Ebay hit by cyber-attack, urges users to change passwords

The Columbian
Published: May 20, 2014, 5:00pm

EBay, operator of the online- auction site, asked users to change their passwords after a cyber-attack exposed a database with login information and data such as birthdays and phone numbers.

There’s no evidence of unauthorized activity resulting from the breach, eBay said Wednesday in a statement. While credit-card numbers are stored separately and encrypted, it’s still best to change passwords, the company said.

The revelations from eBay come on the heels of an Internet security bug known as Heartbleed, which was made public on April 7, and follows high-profile consumer-data breaches at Target and Neiman Marcus. In this case, hackers reached eBay’s corporate network by getting access to a small number of employee passwords, prompting the company to disclose the attack.

“Cybersecurity and cyber-attacks have really become as much a part of day-to-day life as folks using the Internet and mobile offerings,” said Scott Kessler, an analyst at S&P Capital IQ in New York. “This seems like mostly a precaution but a precaution that companies find themselves increasingly looking to communicate about.”

EBay’s disclosure stands in contrast to the actions of three U.S. public companies that were recently identified as Chinese hacking victims. The companies, including Alcoa Inc. and Allegheny Technologies, didn’t report the theft of trade secrets and other data to investors, according to a Justice Department indictment unsealed on May 19.

EBay said that it’s working with police and security experts to investigate the breach, which occurred between late February and early March.
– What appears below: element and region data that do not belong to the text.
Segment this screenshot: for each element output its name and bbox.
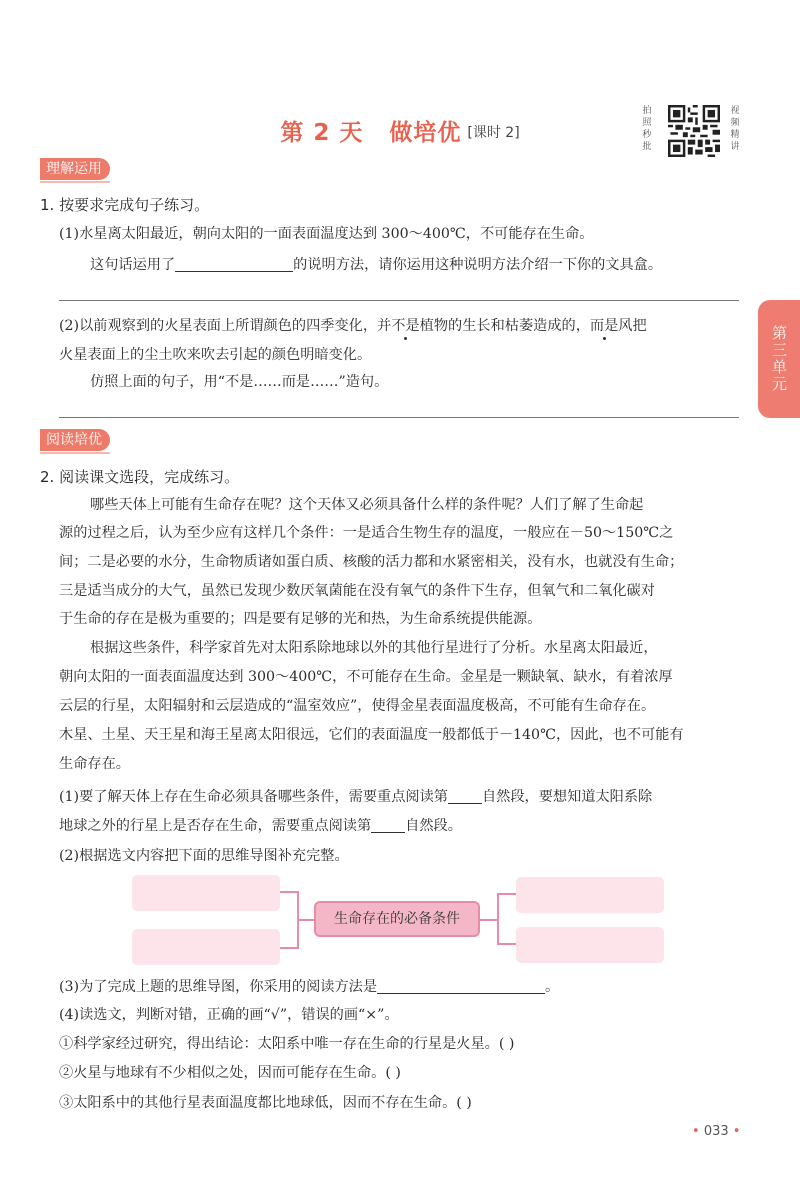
- section-tab-understanding: 理解运用: [40, 158, 110, 180]
- mind-map-blank-bottom-left[interactable]: [132, 929, 280, 965]
- q2-s1-line1-b: 自然段，要想知道太阳系除: [481, 789, 653, 805]
- q1-p1-line2: [90, 255, 662, 275]
- judge-item[interactable]: ①科学家经过研究，得出结论：太阳系中唯一存在生命的行星是火星。( ): [59, 1036, 515, 1052]
- judge-item[interactable]: ②火星与地球有不少相似之处，因而可能存在生命。( ): [59, 1065, 401, 1081]
- q2-s4: (4)读选文，判断对错，正确的画“√”，错误的画“×”。: [59, 1007, 399, 1023]
- q2-heading: 2. 阅读课文选段，完成练习。: [40, 468, 240, 486]
- qr-label-video-lesson: 视频精讲: [730, 106, 740, 152]
- emphasis-not: 不是: [391, 318, 420, 334]
- passage-line: 源的过程之后，认为至少应有这样几个条件：一是适合生物生存的温度，一般应在－50～150℃之: [59, 525, 674, 541]
- q1-p2-line2: 火星表面上的尘土吹来吹去引起的颜色明暗变化。: [59, 347, 372, 363]
- q2-s3-blank[interactable]: [377, 978, 545, 994]
- mind-map-center-node: 生命存在的必备条件: [314, 901, 480, 937]
- q1-p2-line3: 仿照上面的句子，用“不是……而是……”造句。: [90, 374, 389, 390]
- q1-p1-line2-b: 的说明方法，请你运用这种说明方法介绍一下你的文具盒。: [293, 257, 663, 273]
- passage-line: 三是适当成分的大气，虽然已发现少数厌氧菌能在没有氧气的条件下生存，但氧气和二氧化碳对: [59, 583, 655, 599]
- q2-s1-line2: [59, 816, 462, 836]
- mind-map-blank-bottom-right[interactable]: [516, 927, 664, 963]
- page-title-subtitle: 做培优: [389, 120, 462, 146]
- q1-p2-line1-c: 风把: [618, 318, 647, 334]
- page-number-bullet-left: •: [692, 1124, 700, 1139]
- lesson-label: [课时 2]: [467, 125, 520, 141]
- mind-map-blank-top-left[interactable]: [132, 875, 280, 911]
- q2-s3-a: (3)为了完成上题的思维导图，你采用的阅读方法是: [59, 979, 378, 995]
- qr-label-photo-check: 拍照秒批: [642, 106, 652, 152]
- section-tab-reading: 阅读培优: [40, 429, 110, 451]
- q1-p1-line1: (1)水星离太阳最近，朝向太阳的一面表面温度达到 300～400℃，不可能存在生命。: [59, 226, 594, 242]
- q1-answer-line-2[interactable]: [59, 417, 739, 418]
- q2-s1-line2-b: 自然段。: [405, 818, 462, 834]
- page-number-bullet-right: •: [732, 1124, 741, 1139]
- passage-line: 于生命的存在是极为重要的；四是要有足够的光和热，为生命系统提供能源。: [59, 611, 542, 627]
- q2-s3: [59, 977, 559, 997]
- q1-p2-line1: [59, 316, 647, 336]
- emphasis-but: 而是: [589, 318, 619, 334]
- qr-block: [640, 105, 745, 159]
- q1-p2-line1-a: (2)以前观察到的火星表面上所谓颜色的四季变化，并: [59, 318, 392, 334]
- unit-side-tab: 第三单元: [758, 300, 800, 418]
- page-number: [692, 1124, 740, 1139]
- q2-s1-line2-a: 地球之外的行星上是否存在生命，需要重点阅读第: [59, 818, 372, 834]
- q1-p2-line1-b: 植物的生长和枯萎造成的，: [419, 318, 590, 334]
- judge-item[interactable]: ③太阳系中的其他行星表面温度都比地球低，因而不存在生命。( ): [59, 1095, 472, 1111]
- q1-answer-line-1[interactable]: [59, 300, 739, 301]
- page-title-day: 第 2 天: [280, 120, 364, 146]
- q2-s1-blank-1[interactable]: [448, 788, 482, 804]
- q2-s1-blank-2[interactable]: [371, 817, 405, 833]
- q2-s3-b: 。: [545, 979, 560, 995]
- mind-map-blank-top-right[interactable]: [516, 877, 664, 913]
- passage-line: 哪些天体上可能有生命存在呢？这个天体又必须具备什么样的条件呢？人们了解了生命起: [90, 497, 644, 513]
- page-number-value: 033: [703, 1124, 729, 1139]
- q2-s2: (2)根据选文内容把下面的思维导图补充完整。: [59, 848, 349, 864]
- passage-line: 间；二是必要的水分，生命物质诸如蛋白质、核酸的活力都和水紧密相关，没有水，也就没有生命；: [59, 554, 684, 570]
- passage-line: 生命存在。: [59, 756, 130, 772]
- passage-line: 朝向太阳的一面表面温度达到 300～400℃，不可能存在生命。金星是一颗缺氧、缺水，有着浓厚: [59, 669, 673, 685]
- qr-code-icon[interactable]: [668, 105, 720, 157]
- passage-line: 木星、土星、天王星和海王星离太阳很远，它们的表面温度一般都低于－140℃，因此，也不可能有: [59, 727, 684, 743]
- q2-s1-line1: [59, 787, 652, 807]
- q1-method-blank[interactable]: [175, 256, 293, 272]
- q1-p1-line2-a: 这句话运用了: [90, 257, 176, 273]
- mind-map: [132, 872, 664, 968]
- q2-s1-line1-a: (1)要了解天体上存在生命必须具备哪些条件，需要重点阅读第: [59, 789, 448, 805]
- passage-line: 根据这些条件，科学家首先对太阳系除地球以外的其他行星进行了分析。水星离太阳最近，: [90, 640, 658, 656]
- q1-heading: 1. 按要求完成句子练习。: [40, 196, 210, 214]
- passage-line: 云层的行星，太阳辐射和云层造成的“温室效应”，使得金星表面温度极高，不可能有生命存在。: [59, 698, 656, 714]
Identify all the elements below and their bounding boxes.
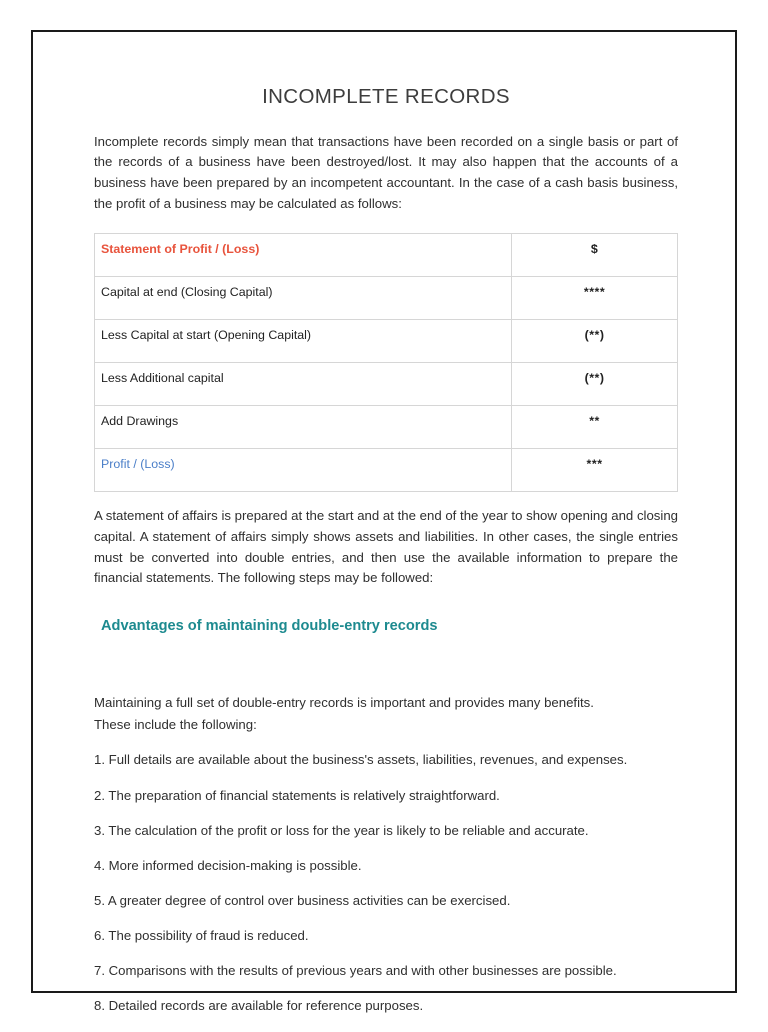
table-row — [95, 362, 678, 405]
list-item: 4. More informed decision-making is possible. — [94, 857, 362, 873]
table-cell-label: Less Capital at start (Opening Capital) — [95, 319, 512, 362]
section-heading-advantages: Advantages of maintaining double-entry records — [101, 618, 438, 635]
advantages-list-block — [94, 692, 678, 1015]
list-item: 3. The calculation of the profit or loss for the year is likely to be reliable and accurate. — [94, 822, 589, 838]
intro-paragraph: Incomplete records simply mean that transactions have been recorded on a single basis or part of the records of a business have been destroyed/lost. It may also happen that the accounts of a business have been prepared by an incompetent accountant. In the case of a cash basis business, the profit of a business may be calculated as follows: — [94, 133, 678, 211]
table-row — [95, 319, 678, 362]
table-cell-amount: (**) — [512, 319, 678, 362]
table-row — [95, 406, 678, 449]
table-cell-amount: **** — [512, 276, 678, 319]
list-item: 5. A greater degree of control over business activities can be exercised. — [94, 893, 511, 908]
list-item: 8. Detailed records are available for reference purposes. — [94, 998, 424, 1014]
table-row-header — [95, 233, 678, 276]
document-page — [31, 30, 737, 1014]
table-cell-amount: ** — [512, 406, 678, 449]
table-cell-label: Add Drawings — [95, 406, 512, 449]
table-total-amount: *** — [512, 449, 678, 492]
list-item: 6. The possibility of fraud is reduced. — [94, 928, 309, 944]
table-cell-amount: (**) — [512, 362, 678, 405]
table-cell-label: Less Additional capital — [95, 362, 512, 405]
table-header-amount: $ — [512, 233, 678, 276]
profit-loss-table — [94, 233, 678, 493]
page-content — [94, 84, 678, 1032]
list-item: 7. Comparisons with the results of previous years and with other businesses are possible. — [94, 963, 617, 979]
table-cell-label: Capital at end (Closing Capital) — [95, 276, 512, 319]
after-table-paragraph: A statement of affairs is prepared at the start and at the end of the year to show opening and closing capital. A statement of affairs simply shows assets and liabilities. In other cases, the single entries must be converted into double entries, and then use the available information to prepare the financial statements. The following steps may be followed: — [94, 508, 678, 586]
list-intro-line-2: These include the following: — [94, 717, 257, 733]
table-total-label: Profit / (Loss) — [95, 449, 512, 492]
page-title: INCOMPLETE RECORDS — [262, 85, 510, 108]
table-row-total — [95, 449, 678, 492]
table-header-label: Statement of Profit / (Loss) — [95, 233, 512, 276]
list-item: 2. The preparation of financial statements is relatively straightforward. — [94, 787, 500, 803]
list-intro-line-1: Maintaining a full set of double-entry records is important and provides many benefits. — [94, 695, 594, 711]
list-item: 1. Full details are available about the business's assets, liabilities, revenues, and expenses. — [94, 752, 628, 768]
list-intro — [94, 692, 678, 736]
table-row — [95, 276, 678, 319]
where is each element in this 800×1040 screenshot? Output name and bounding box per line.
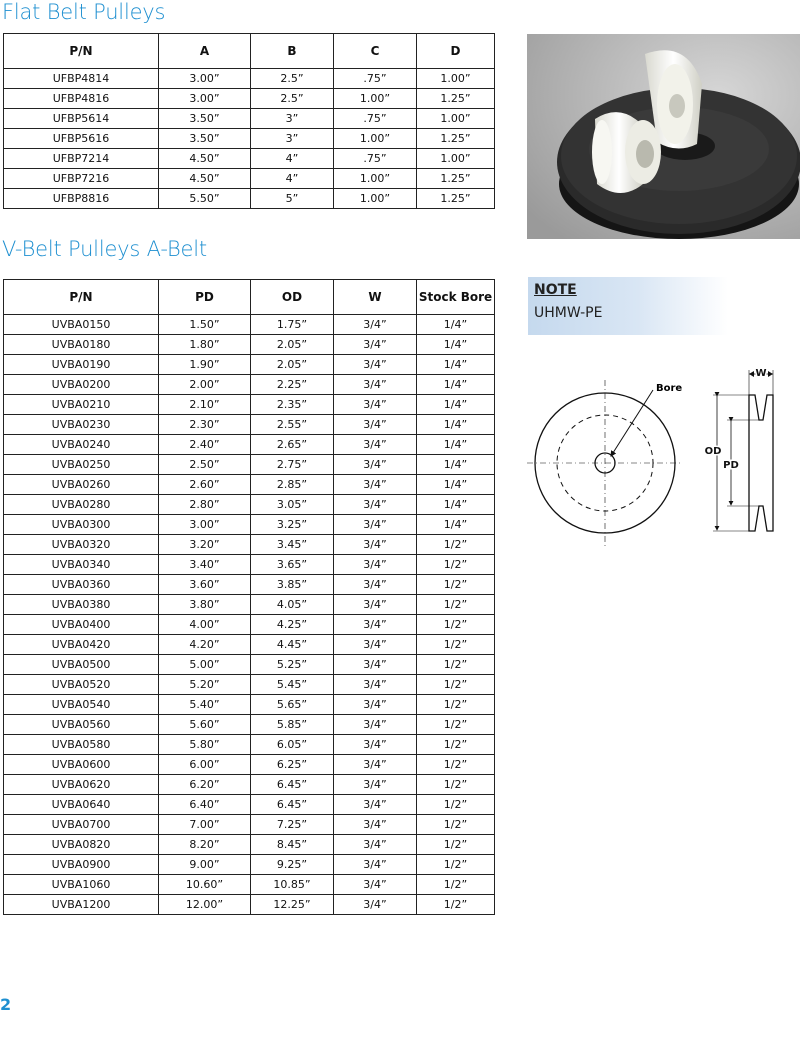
table-cell: 1/2” bbox=[417, 555, 495, 575]
table-cell: UVBA0540 bbox=[4, 695, 159, 715]
table-cell: 1/4” bbox=[417, 415, 495, 435]
table-cell: 3.20” bbox=[159, 535, 251, 555]
table-cell: 1/2” bbox=[417, 855, 495, 875]
table-row bbox=[4, 415, 495, 435]
table-row bbox=[4, 109, 495, 129]
od-label: OD bbox=[704, 446, 722, 457]
table-cell: 2.35” bbox=[251, 395, 334, 415]
table-cell: UVBA0640 bbox=[4, 795, 159, 815]
table-row bbox=[4, 635, 495, 655]
note-box bbox=[528, 277, 728, 335]
table-row bbox=[4, 795, 495, 815]
table-cell: 5.85” bbox=[251, 715, 334, 735]
table-cell: UFBP5614 bbox=[4, 109, 159, 129]
bore-label: Bore bbox=[656, 383, 683, 394]
table-cell: 1/2” bbox=[417, 675, 495, 695]
table-cell: UVBA0190 bbox=[4, 355, 159, 375]
table-cell: 1/4” bbox=[417, 395, 495, 415]
v-belt-pulleys-table bbox=[3, 279, 495, 915]
table-cell: UVBA0200 bbox=[4, 375, 159, 395]
table-cell: UVBA0820 bbox=[4, 835, 159, 855]
table-cell: 3/4” bbox=[334, 435, 417, 455]
table-cell: 3.50” bbox=[159, 129, 251, 149]
column-header: A bbox=[159, 34, 251, 69]
table-cell: 2.40” bbox=[159, 435, 251, 455]
table-cell: 3/4” bbox=[334, 835, 417, 855]
table-cell: 1.00” bbox=[417, 69, 495, 89]
table-cell: 5.60” bbox=[159, 715, 251, 735]
table-cell: 3.80” bbox=[159, 595, 251, 615]
table-cell: 1/2” bbox=[417, 795, 495, 815]
table-cell: 1/4” bbox=[417, 475, 495, 495]
table-cell: 2.55” bbox=[251, 415, 334, 435]
table-cell: UVBA0520 bbox=[4, 675, 159, 695]
table-row bbox=[4, 315, 495, 335]
table-cell: UVBA0240 bbox=[4, 435, 159, 455]
table-row bbox=[4, 395, 495, 415]
table-cell: UVBA0580 bbox=[4, 735, 159, 755]
table-cell: UFBP4814 bbox=[4, 69, 159, 89]
table-cell: 3/4” bbox=[334, 795, 417, 815]
table-cell: 3/4” bbox=[334, 695, 417, 715]
table-row bbox=[4, 735, 495, 755]
table-row bbox=[4, 595, 495, 615]
table-cell: 3/4” bbox=[334, 395, 417, 415]
table-row bbox=[4, 875, 495, 895]
table-cell: 2.30” bbox=[159, 415, 251, 435]
table-cell: 1/2” bbox=[417, 755, 495, 775]
table-cell: 6.25” bbox=[251, 755, 334, 775]
table-cell: 3/4” bbox=[334, 355, 417, 375]
table-cell: UFBP4816 bbox=[4, 89, 159, 109]
table-cell: UVBA0500 bbox=[4, 655, 159, 675]
table-cell: 3/4” bbox=[334, 715, 417, 735]
table-cell: 3.45” bbox=[251, 535, 334, 555]
table-cell: 3/4” bbox=[334, 655, 417, 675]
table-cell: UVBA0260 bbox=[4, 475, 159, 495]
table-cell: 7.25” bbox=[251, 815, 334, 835]
flat-belt-pulleys-heading: Flat Belt Pulleys bbox=[2, 0, 166, 24]
table-row bbox=[4, 515, 495, 535]
table-cell: .75” bbox=[334, 69, 417, 89]
table-cell: 1.00” bbox=[334, 169, 417, 189]
table-row bbox=[4, 495, 495, 515]
table-cell: 3.05” bbox=[251, 495, 334, 515]
table-cell: 1/2” bbox=[417, 815, 495, 835]
table-cell: 9.25” bbox=[251, 855, 334, 875]
table-cell: 3/4” bbox=[334, 455, 417, 475]
table-cell: 3/4” bbox=[334, 755, 417, 775]
table-cell: UVBA0380 bbox=[4, 595, 159, 615]
table-cell: 3/4” bbox=[334, 575, 417, 595]
table-cell: 5” bbox=[251, 189, 334, 209]
table-row bbox=[4, 375, 495, 395]
note-text: UHMW-PE bbox=[534, 305, 603, 321]
table-cell: .75” bbox=[334, 109, 417, 129]
page-number: 2 bbox=[0, 995, 12, 1014]
table-cell: 1.00” bbox=[334, 129, 417, 149]
column-header: W bbox=[334, 280, 417, 315]
table-cell: 3/4” bbox=[334, 635, 417, 655]
table-cell: 5.65” bbox=[251, 695, 334, 715]
table-cell: 1.00” bbox=[417, 149, 495, 169]
table-cell: 5.25” bbox=[251, 655, 334, 675]
table-cell: 3.40” bbox=[159, 555, 251, 575]
column-header: P/N bbox=[4, 280, 159, 315]
table-cell: 1/4” bbox=[417, 315, 495, 335]
table-cell: 2.25” bbox=[251, 375, 334, 395]
table-cell: 1.75” bbox=[251, 315, 334, 335]
table-cell: UVBA0400 bbox=[4, 615, 159, 635]
table-cell: 5.50” bbox=[159, 189, 251, 209]
table-cell: UVBA1200 bbox=[4, 895, 159, 915]
table-cell: 3/4” bbox=[334, 615, 417, 635]
table-row bbox=[4, 475, 495, 495]
table-cell: 1.25” bbox=[417, 189, 495, 209]
table-cell: 3/4” bbox=[334, 535, 417, 555]
table-row bbox=[4, 69, 495, 89]
table-cell: 1/2” bbox=[417, 595, 495, 615]
table-cell: 3/4” bbox=[334, 335, 417, 355]
table-cell: .75” bbox=[334, 149, 417, 169]
table-row bbox=[4, 895, 495, 915]
table-cell: 6.45” bbox=[251, 775, 334, 795]
table-cell: 3/4” bbox=[334, 375, 417, 395]
table-cell: UFBP7216 bbox=[4, 169, 159, 189]
table-cell: 4.25” bbox=[251, 615, 334, 635]
table-cell: UVBA0420 bbox=[4, 635, 159, 655]
table-cell: 10.85” bbox=[251, 875, 334, 895]
table-cell: 2.5” bbox=[251, 69, 334, 89]
column-header: C bbox=[334, 34, 417, 69]
table-cell: 4.50” bbox=[159, 149, 251, 169]
table-row bbox=[4, 615, 495, 635]
column-header: D bbox=[417, 34, 495, 69]
table-cell: 2.05” bbox=[251, 335, 334, 355]
table-cell: 4” bbox=[251, 169, 334, 189]
table-cell: 1/4” bbox=[417, 495, 495, 515]
table-cell: 1/4” bbox=[417, 355, 495, 375]
table-row bbox=[4, 715, 495, 735]
table-cell: 4” bbox=[251, 149, 334, 169]
table-cell: 3/4” bbox=[334, 875, 417, 895]
table-cell: 1/2” bbox=[417, 775, 495, 795]
table-row bbox=[4, 695, 495, 715]
table-cell: 6.45” bbox=[251, 795, 334, 815]
table-cell: 3.00” bbox=[159, 515, 251, 535]
table-row bbox=[4, 335, 495, 355]
table-cell: 1/2” bbox=[417, 695, 495, 715]
column-header: PD bbox=[159, 280, 251, 315]
table-row bbox=[4, 775, 495, 795]
table-cell: 1.00” bbox=[417, 109, 495, 129]
table-cell: UVBA1060 bbox=[4, 875, 159, 895]
table-cell: 1.25” bbox=[417, 129, 495, 149]
table-cell: 1/2” bbox=[417, 615, 495, 635]
table-cell: 2.80” bbox=[159, 495, 251, 515]
table-cell: 3/4” bbox=[334, 515, 417, 535]
table-row bbox=[4, 435, 495, 455]
table-cell: 4.00” bbox=[159, 615, 251, 635]
table-cell: 2.50” bbox=[159, 455, 251, 475]
table-cell: 3.50” bbox=[159, 109, 251, 129]
table-row bbox=[4, 555, 495, 575]
table-cell: UFBP5616 bbox=[4, 129, 159, 149]
table-cell: 1/2” bbox=[417, 735, 495, 755]
table-cell: 2.60” bbox=[159, 475, 251, 495]
table-cell: 2.75” bbox=[251, 455, 334, 475]
table-cell: 1.00” bbox=[334, 189, 417, 209]
table-cell: 3/4” bbox=[334, 475, 417, 495]
table-cell: UVBA0320 bbox=[4, 535, 159, 555]
table-cell: 3.65” bbox=[251, 555, 334, 575]
table-row bbox=[4, 675, 495, 695]
table-cell: 1/4” bbox=[417, 335, 495, 355]
table-cell: UVBA0210 bbox=[4, 395, 159, 415]
table-cell: 2.05” bbox=[251, 355, 334, 375]
table-row bbox=[4, 835, 495, 855]
table-row bbox=[4, 149, 495, 169]
table-cell: 3/4” bbox=[334, 495, 417, 515]
table-row bbox=[4, 755, 495, 775]
table-cell: UVBA0300 bbox=[4, 515, 159, 535]
table-cell: 1/4” bbox=[417, 375, 495, 395]
table-cell: 3/4” bbox=[334, 775, 417, 795]
flat-belt-pulleys-table bbox=[3, 33, 495, 209]
table-cell: 1/2” bbox=[417, 715, 495, 735]
table-cell: UVBA0180 bbox=[4, 335, 159, 355]
table-cell: 12.25” bbox=[251, 895, 334, 915]
table-cell: 6.20” bbox=[159, 775, 251, 795]
table-cell: UVBA0700 bbox=[4, 815, 159, 835]
pulley-product-photo bbox=[527, 34, 800, 239]
table-cell: 3.25” bbox=[251, 515, 334, 535]
table-cell: 3.60” bbox=[159, 575, 251, 595]
column-header: P/N bbox=[4, 34, 159, 69]
table-cell: 1/2” bbox=[417, 535, 495, 555]
table-cell: 1.50” bbox=[159, 315, 251, 335]
table-cell: 5.80” bbox=[159, 735, 251, 755]
table-cell: 4.05” bbox=[251, 595, 334, 615]
table-row bbox=[4, 575, 495, 595]
table-cell: 1.00” bbox=[334, 89, 417, 109]
table-cell: 6.00” bbox=[159, 755, 251, 775]
table-cell: 3.00” bbox=[159, 89, 251, 109]
table-cell: UVBA0250 bbox=[4, 455, 159, 475]
table-cell: 1/2” bbox=[417, 635, 495, 655]
pulley-side-profile bbox=[749, 395, 773, 531]
table-cell: 10.60” bbox=[159, 875, 251, 895]
table-cell: 3” bbox=[251, 129, 334, 149]
table-cell: UVBA0150 bbox=[4, 315, 159, 335]
table-cell: 6.05” bbox=[251, 735, 334, 755]
table-cell: 3/4” bbox=[334, 595, 417, 615]
table-row bbox=[4, 169, 495, 189]
table-cell: 3/4” bbox=[334, 855, 417, 875]
table-cell: UVBA0230 bbox=[4, 415, 159, 435]
column-header: B bbox=[251, 34, 334, 69]
table-cell: 5.40” bbox=[159, 695, 251, 715]
table-cell: 3/4” bbox=[334, 675, 417, 695]
pd-label: PD bbox=[723, 460, 739, 471]
column-header: Stock Bore bbox=[417, 280, 495, 315]
table-cell: 5.45” bbox=[251, 675, 334, 695]
table-cell: 3/4” bbox=[334, 415, 417, 435]
note-title: NOTE bbox=[534, 282, 577, 298]
pulley-dimension-diagram bbox=[527, 360, 800, 550]
table-cell: 4.20” bbox=[159, 635, 251, 655]
table-cell: 9.00” bbox=[159, 855, 251, 875]
table-cell: 7.00” bbox=[159, 815, 251, 835]
table-cell: 8.45” bbox=[251, 835, 334, 855]
table-cell: 1/2” bbox=[417, 655, 495, 675]
table-row bbox=[4, 455, 495, 475]
table-cell: 1/2” bbox=[417, 875, 495, 895]
table-row bbox=[4, 355, 495, 375]
table-cell: 1/4” bbox=[417, 515, 495, 535]
table-cell: 2.85” bbox=[251, 475, 334, 495]
table-cell: UFBP7214 bbox=[4, 149, 159, 169]
table-cell: 2.5” bbox=[251, 89, 334, 109]
table-cell: 3/4” bbox=[334, 735, 417, 755]
table-row bbox=[4, 189, 495, 209]
table-row bbox=[4, 655, 495, 675]
table-cell: 2.00” bbox=[159, 375, 251, 395]
table-cell: UVBA0900 bbox=[4, 855, 159, 875]
table-cell: 5.00” bbox=[159, 655, 251, 675]
table-cell: 6.40” bbox=[159, 795, 251, 815]
v-belt-pulleys-heading: V-Belt Pulleys A-Belt bbox=[2, 237, 207, 261]
table-cell: 1/4” bbox=[417, 455, 495, 475]
table-row bbox=[4, 89, 495, 109]
table-row bbox=[4, 535, 495, 555]
table-cell: 3/4” bbox=[334, 555, 417, 575]
table-cell: 2.10” bbox=[159, 395, 251, 415]
table-cell: 1.25” bbox=[417, 89, 495, 109]
table-cell: 1.90” bbox=[159, 355, 251, 375]
table-cell: 12.00” bbox=[159, 895, 251, 915]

The database that was compromised contained encrypted passwords and personal information on users, though not financial data related to its PayPal customers, the company said.

“PayPal data is stored separately on a secure network, and all PayPal financial information is encrypted,” eBay said.

EBay is asking users to change their passwords on its own service and on any other site where that password is used.

The Heartbleed bug, unrelated to the eBay attack, was spotted by a cybersecurity firm that was looking for gaps in communications software called OpenSSL. The OpenSSL Project announced the bug and the availability of a fix for it last month, sending Web companies scrambling to apply a patch.

After last year’s security breaches at Target and Neiman Marcus, data-security professionals urged U.S. retailers to upgrade their credit and debit card technology to reduce fraud.